A story of one unusual family's collective open heart, Green Eyes, Just Like You and Me explores why "doing the right thing" isn't always necessarily the right thing to do.
It's one man's love-letter to the crazy family that prepared him for his even crazier life, by teaching him the only way they knew how: honestly. Larry - the short-tempered, overprotective dad, and all-or-nothing savior; Nancy, the mom with the heart of gold, and the world's most gleeful pessimist ("Life's a bitch, then you die!"), and Grandma Brewer, the chain-smoking, whiskey-drinking rebel who preaches the gospel of Ricki Lake. These are just a few of the characters brought to vibrant life in a moving, funny memoir of a boy growing up in rural Michigan.

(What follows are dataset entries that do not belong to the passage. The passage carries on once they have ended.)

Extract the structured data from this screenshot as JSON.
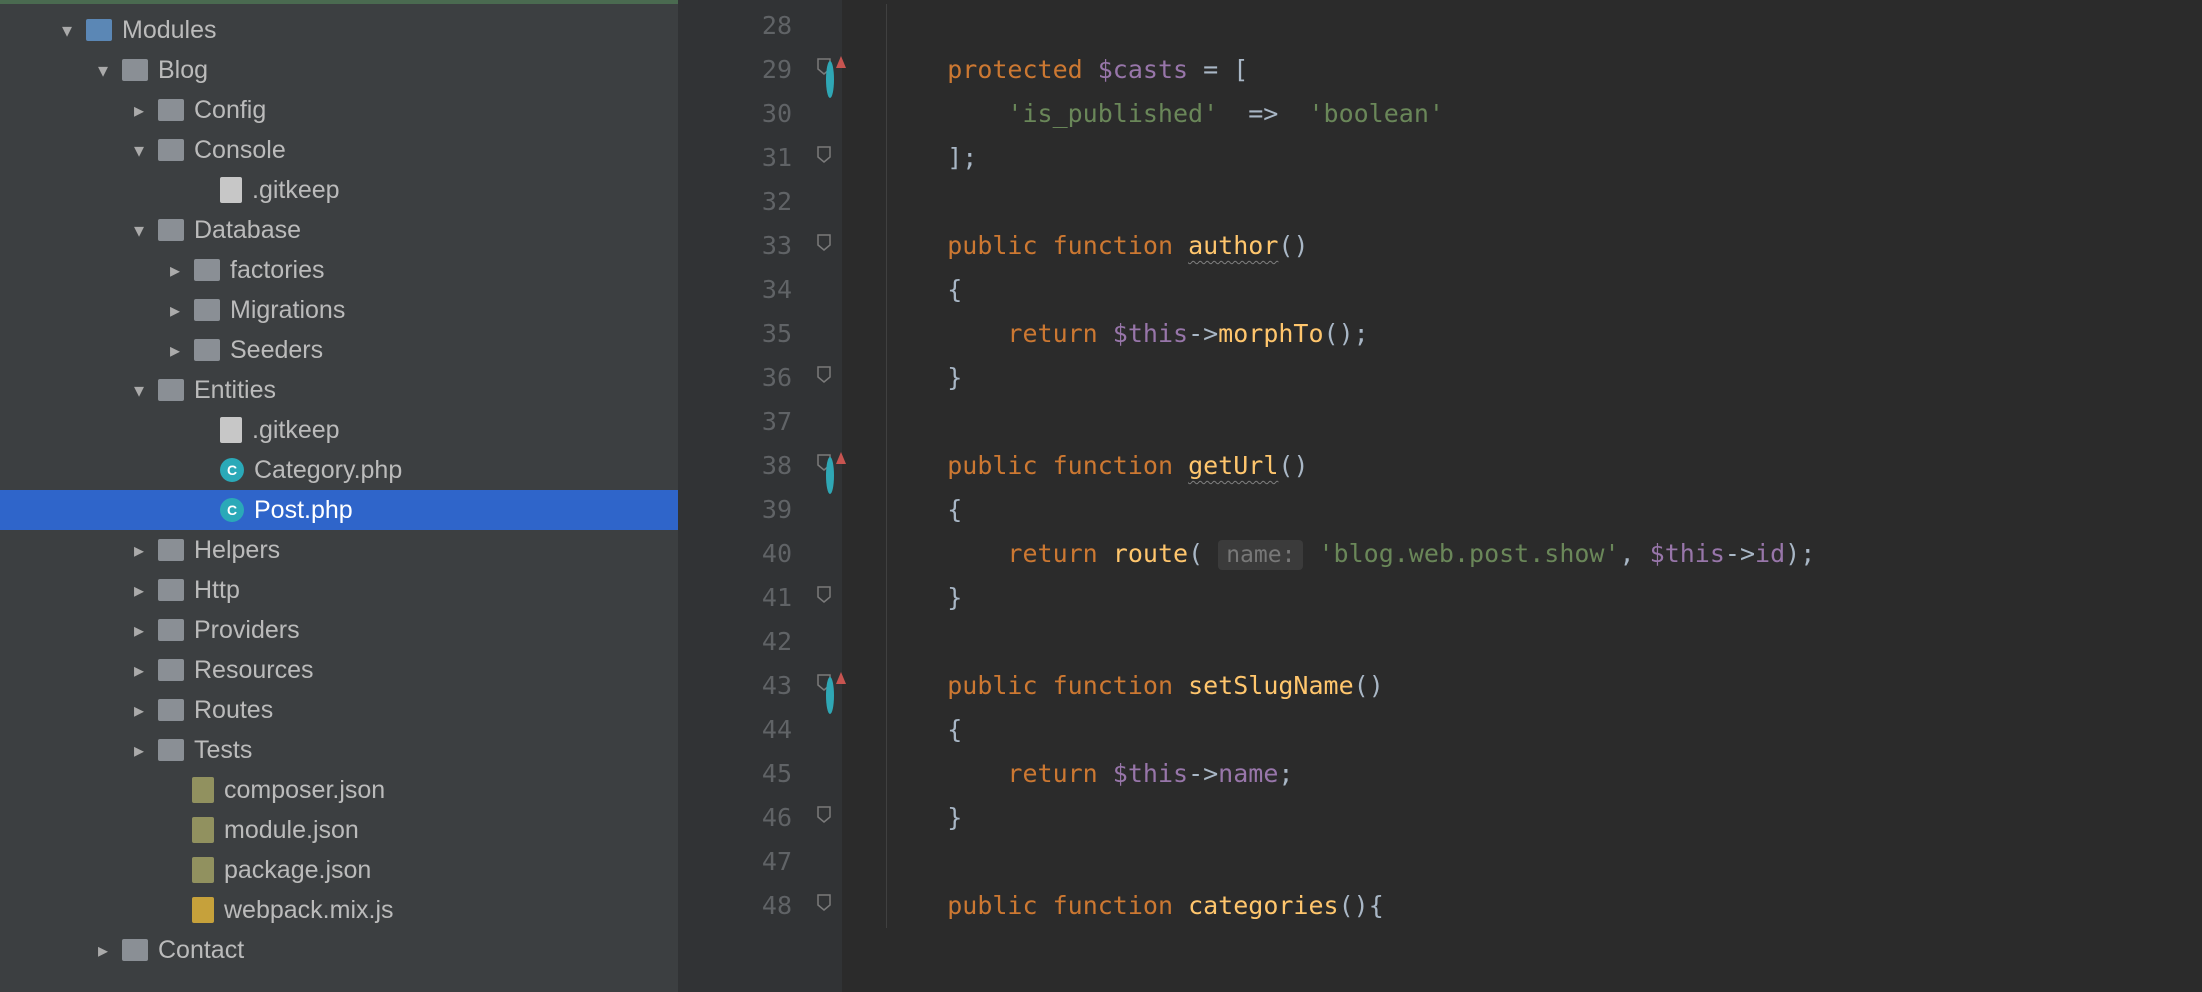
{
  "tree": [
    {
      "indent": 58,
      "arrow": "down",
      "icon": "folder open",
      "label": "Modules"
    },
    {
      "indent": 94,
      "arrow": "down",
      "icon": "folder",
      "label": "Blog"
    },
    {
      "indent": 130,
      "arrow": "right",
      "icon": "folder",
      "label": "Config"
    },
    {
      "indent": 130,
      "arrow": "down",
      "icon": "folder",
      "label": "Console"
    },
    {
      "indent": 192,
      "arrow": "",
      "icon": "file",
      "label": ".gitkeep"
    },
    {
      "indent": 130,
      "arrow": "down",
      "icon": "folder",
      "label": "Database"
    },
    {
      "indent": 166,
      "arrow": "right",
      "icon": "folder",
      "label": "factories"
    },
    {
      "indent": 166,
      "arrow": "right",
      "icon": "folder",
      "label": "Migrations"
    },
    {
      "indent": 166,
      "arrow": "right",
      "icon": "folder",
      "label": "Seeders"
    },
    {
      "indent": 130,
      "arrow": "down",
      "icon": "folder",
      "label": "Entities"
    },
    {
      "indent": 192,
      "arrow": "",
      "icon": "file",
      "label": ".gitkeep"
    },
    {
      "indent": 192,
      "arrow": "",
      "icon": "php",
      "label": "Category.php"
    },
    {
      "indent": 192,
      "arrow": "",
      "icon": "php",
      "label": "Post.php",
      "selected": true
    },
    {
      "indent": 130,
      "arrow": "right",
      "icon": "folder",
      "label": "Helpers"
    },
    {
      "indent": 130,
      "arrow": "right",
      "icon": "folder",
      "label": "Http"
    },
    {
      "indent": 130,
      "arrow": "right",
      "icon": "folder",
      "label": "Providers"
    },
    {
      "indent": 130,
      "arrow": "right",
      "icon": "folder",
      "label": "Resources"
    },
    {
      "indent": 130,
      "arrow": "right",
      "icon": "folder",
      "label": "Routes"
    },
    {
      "indent": 130,
      "arrow": "right",
      "icon": "folder",
      "label": "Tests"
    },
    {
      "indent": 164,
      "arrow": "",
      "icon": "json",
      "label": "composer.json"
    },
    {
      "indent": 164,
      "arrow": "",
      "icon": "json",
      "label": "module.json"
    },
    {
      "indent": 164,
      "arrow": "",
      "icon": "json",
      "label": "package.json"
    },
    {
      "indent": 164,
      "arrow": "",
      "icon": "js",
      "label": "webpack.mix.js"
    },
    {
      "indent": 94,
      "arrow": "right",
      "icon": "folder",
      "label": "Contact"
    }
  ],
  "code": {
    "first_line": 28,
    "lines": [
      {
        "n": 28,
        "txt": ""
      },
      {
        "n": 29,
        "mark": true,
        "fold": true,
        "html": "<span class='kw'>protected</span> <span class='var'>$casts</span> <span class='op'>= [</span>"
      },
      {
        "n": 30,
        "html": "    <span class='str'>'is_published'</span>  <span class='op'>=&gt;</span>  <span class='str'>'boolean'</span>"
      },
      {
        "n": 31,
        "fold": true,
        "html": "<span class='op'>];</span>"
      },
      {
        "n": 32,
        "html": ""
      },
      {
        "n": 33,
        "fold": true,
        "html": "<span class='kw'>public</span> <span class='kw'>function</span> <span class='name wavy'>author</span><span class='op'>()</span>"
      },
      {
        "n": 34,
        "html": "<span class='op'>{</span>"
      },
      {
        "n": 35,
        "html": "    <span class='kw'>return</span> <span class='var'>$this</span><span class='op'>-></span><span class='fn'>morphTo</span><span class='op'>();</span>"
      },
      {
        "n": 36,
        "fold": true,
        "html": "<span class='op'>}</span>"
      },
      {
        "n": 37,
        "html": ""
      },
      {
        "n": 38,
        "mark": true,
        "fold": true,
        "html": "<span class='kw'>public</span> <span class='kw'>function</span> <span class='name wavy'>getUrl</span><span class='op'>()</span>"
      },
      {
        "n": 39,
        "html": "<span class='op'>{</span>"
      },
      {
        "n": 40,
        "html": "    <span class='kw'>return</span> <span class='fn'>route</span><span class='op'>(</span> <span class='hint'>name:</span> <span class='str'>'blog.web.post.show'</span><span class='op'>,</span> <span class='var'>$this</span><span class='op'>-></span><span class='var'>id</span><span class='op'>);</span>"
      },
      {
        "n": 41,
        "fold": true,
        "html": "<span class='op'>}</span>"
      },
      {
        "n": 42,
        "html": ""
      },
      {
        "n": 43,
        "mark": true,
        "fold": true,
        "html": "<span class='kw'>public</span> <span class='kw'>function</span> <span class='name'>setSlugName</span><span class='op'>()</span>"
      },
      {
        "n": 44,
        "html": "<span class='op'>{</span>"
      },
      {
        "n": 45,
        "html": "    <span class='kw'>return</span> <span class='var'>$this</span><span class='op'>-></span><span class='var'>name</span><span class='op'>;</span>"
      },
      {
        "n": 46,
        "fold": true,
        "html": "<span class='op'>}</span>"
      },
      {
        "n": 47,
        "html": ""
      },
      {
        "n": 48,
        "fold": true,
        "html": "<span class='kw'>public</span> <span class='kw'>function</span> <span class='name'>categories</span><span class='op'>(){</span>"
      }
    ]
  },
  "icon_letters": {
    "php": "C"
  }
}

10-year-old Gary asks his dad to explain how an exorcism works after watching an eye opening special on primetime. Dad decides the best explanation is to rent for him the 1973 classic, The Exorcist. Debilitated by the experience, will Gary ever overcome his crippling fear of satanic possessions and the world that's unseen?
Why did Dad make Gary go to church with his holy rolling Pentecostal Aunt and Uncle, who writhed on the floor while speaking in tongues, when he didn't even believe in God himself? Why did Grandma smoke cigarettes with a live oxygen hose resting on her hairline? Why did Dad think a McDonalds breakfast would make up for the fact he sold the family dog behind their backs? Did Dad regret finding out at 15 that the father he knew and loved was actually his adopted dad, and that his real father was sentenced to life in prison for murder in the first degree?
Green Eyes Just Like You and Me shows how growing up on a dirt road in rural Michigan can give you everything you need. This family may have a cow named Bob and not a nickel to their name, but they're beyond worldly in their uncensored approach to tackling life's tough questions. Sometimes having less helps you accomplish more.